On air
Hey, I managed to get to virtual Arisia and appear, juggling Zoom and Discord on my tiny phone screen. Eyestrain, but no disasters.
Obviously, we all sadly missed live meetings with friends, the hallways, the Green Room, the dealers, and Art Show. On the bright side, I didn't have to take the T, and could hang around in my slippers, drinking tea. I confess that after all this confinement, I really enjoyed seeing other people's spaces. All those bookshelves not my own.
All praise to Programming! There were some terrific sessions.
sovay
was reliably fabulous on panels ("The Monomyth Myth" and "Leadership in Science Fiction and Fantasy" were especially fine), and in song circles (ballads and chanteys). Her readings from IgNobel-winning papers were the very sole of wit; and she, Ruthanna Emrys and Gillian Daniels read from some haunting tales. "The Boatman's Cure" is fine-grained as flint, as sharp. There are fossils in it.

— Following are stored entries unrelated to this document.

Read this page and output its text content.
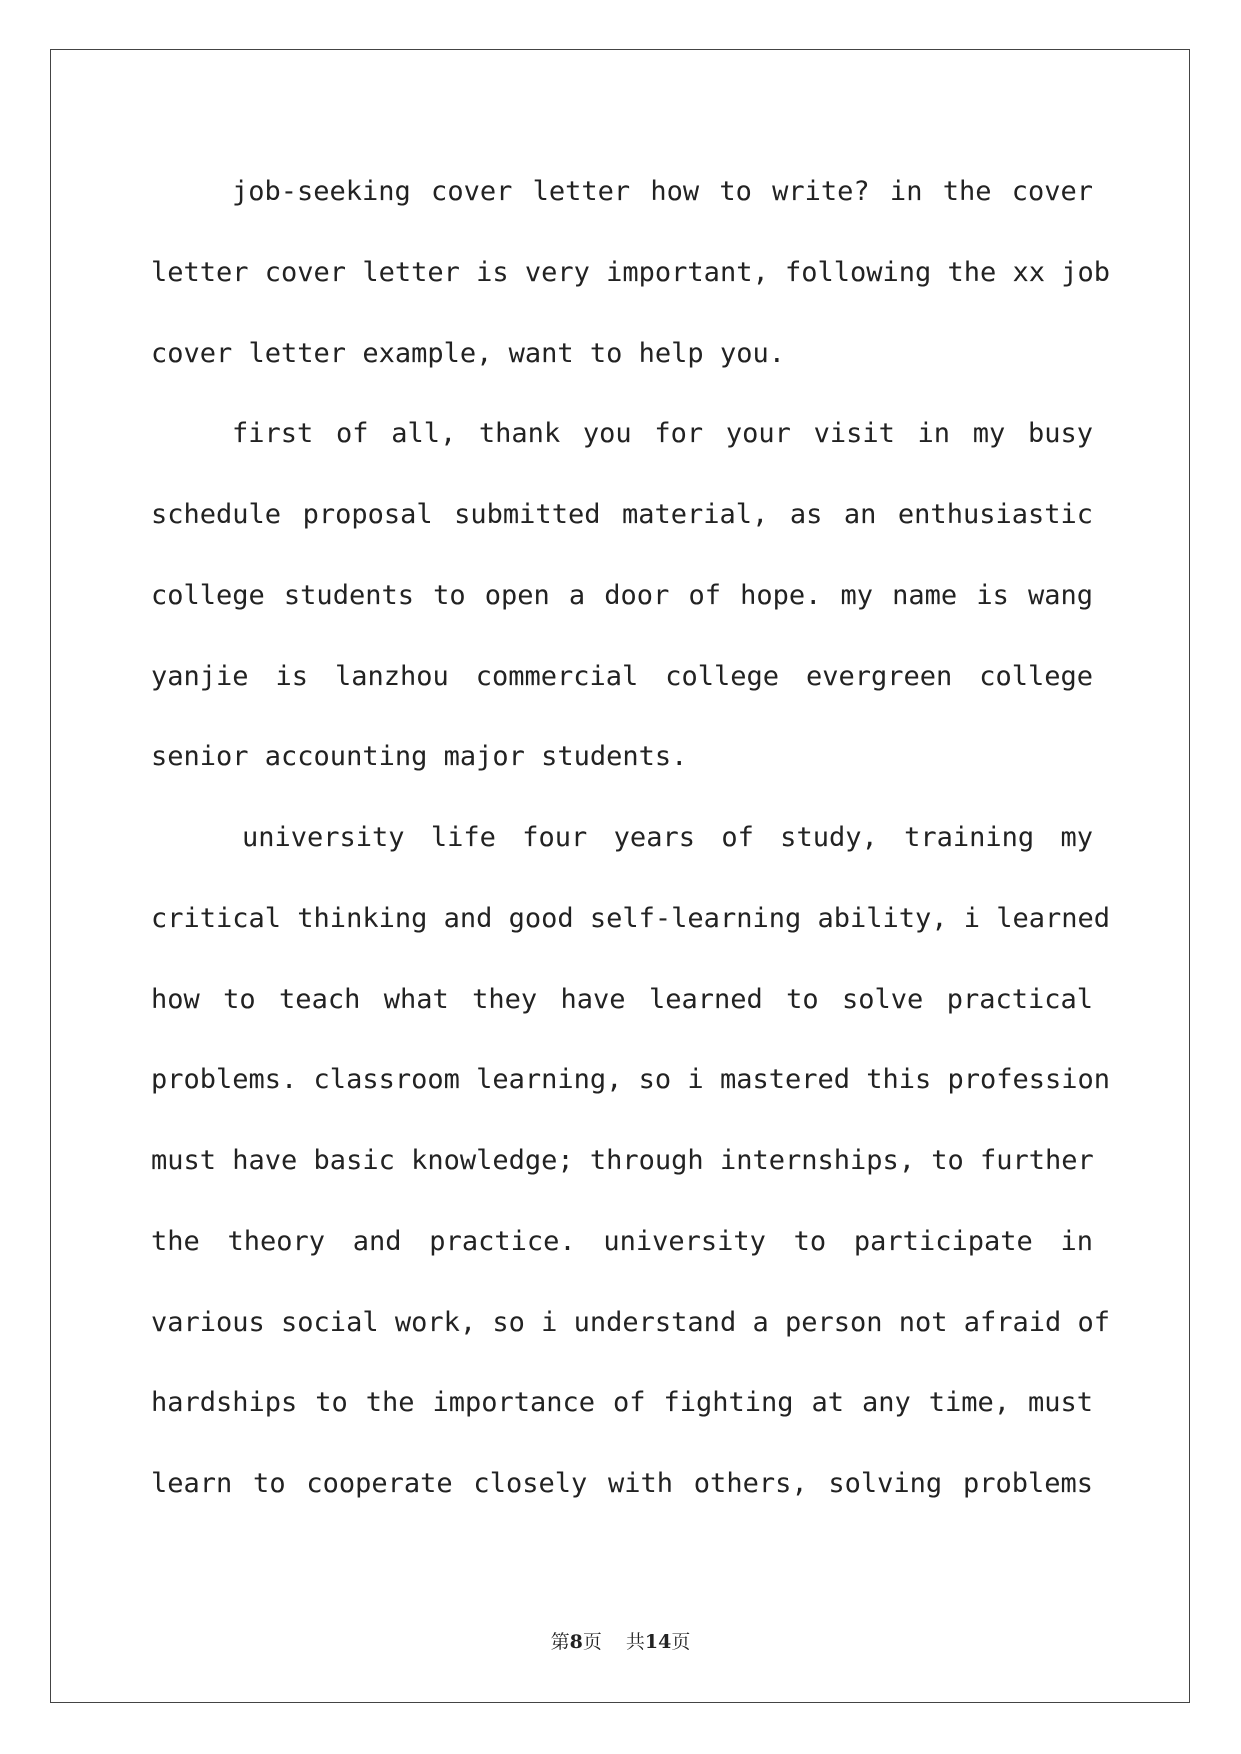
job-seeking cover letter how to write? in the cover
letter cover letter is very important, following the xx job
cover letter example, want to help you.
first of all, thank you for your visit in my busy
schedule proposal submitted material, as an enthusiastic
college students to open a door of hope. my name is wang
yanjie is lanzhou commercial college evergreen college
senior accounting major students.
university life four years of study, training my
critical thinking and good self-learning ability, i learned
how to teach what they have learned to solve practical
problems. classroom learning, so i mastered this profession
must have basic knowledge; through internships, to further
the theory and practice. university to participate in
various social work, so i understand a person not afraid of
hardships to the importance of fighting at any time, must
learn to cooperate closely with others, solving problems
第8页 共14页
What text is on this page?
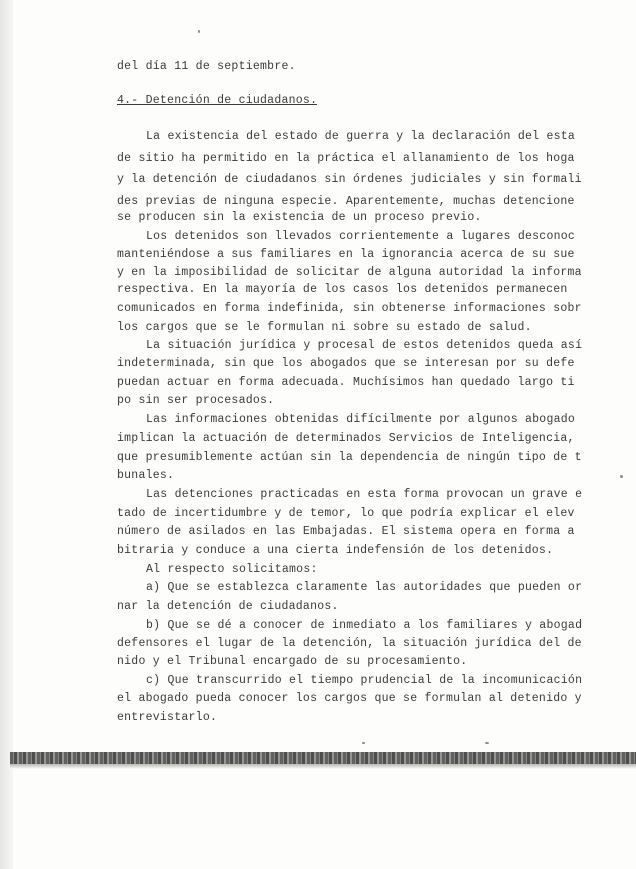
del día 11 de septiembre.
4.- Detención de ciudadanos.
La existencia del estado de guerra y la declaración del esta
de sitio ha permitido en la práctica el allanamiento de los hoga
y la detención de ciudadanos sin órdenes judiciales y sin formali
des previas de ninguna especie. Aparentemente, muchas detencione
se producen sin la existencia de un proceso previo.
Los detenidos son llevados corrientemente a lugares desconoc
manteniéndose a sus familiares en la ignorancia acerca de su sue
y en la imposibilidad de solicitar de alguna autoridad la informa
respectiva. En la mayoría de los casos los detenidos permanecen
comunicados en forma indefinida, sin obtenerse informaciones sobr
los cargos que se le formulan ni sobre su estado de salud.
La situación jurídica y procesal de estos detenidos queda así
indeterminada, sin que los abogados que se interesan por su defe
puedan actuar en forma adecuada. Muchísimos han quedado largo ti
po sin ser procesados.
Las informaciones obtenidas difícilmente por algunos abogado
implican la actuación de determinados Servicios de Inteligencia,
que presumiblemente actúan sin la dependencia de ningún tipo de t
bunales.
Las detenciones practicadas en esta forma provocan un grave e
tado de incertidumbre y de temor, lo que podría explicar el elev
número de asilados en las Embajadas. El sistema opera en forma a
bitraria y conduce a una cierta indefensión de los detenidos.
Al respecto solicitamos:
a) Que se establezca claramente las autoridades que pueden or
nar la detención de ciudadanos.
b) Que se dé a conocer de inmediato a los familiares y abogad
defensores el lugar de la detención, la situación jurídica del de
nido y el Tribunal encargado de su procesamiento.
c) Que transcurrido el tiempo prudencial de la incomunicación
el abogado pueda conocer los cargos que se formulan al detenido y
entrevistarlo.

Andrea Hairston and Vandana Singh are reliably excellent, and it was an unusual pleasure to hear from the Antipodes: I got to do a panel with Gillian Pollack, sitting 16 hours closer to the end of this administration, on a bright midsummer afternoon.
My part in "Traditional Ballad Bingo" was modest: I was charged with finding the valuable virtual prizes, and was inspired to raid the MMA for trophies.
Late Saturday evening, I did "Through the Door: The Appeal of Portal Stories" with Kathryn Sullivan, M. Dalto, and Gillian Pollack (sadly, Genevieve Iseult Eldredge couldn't make it).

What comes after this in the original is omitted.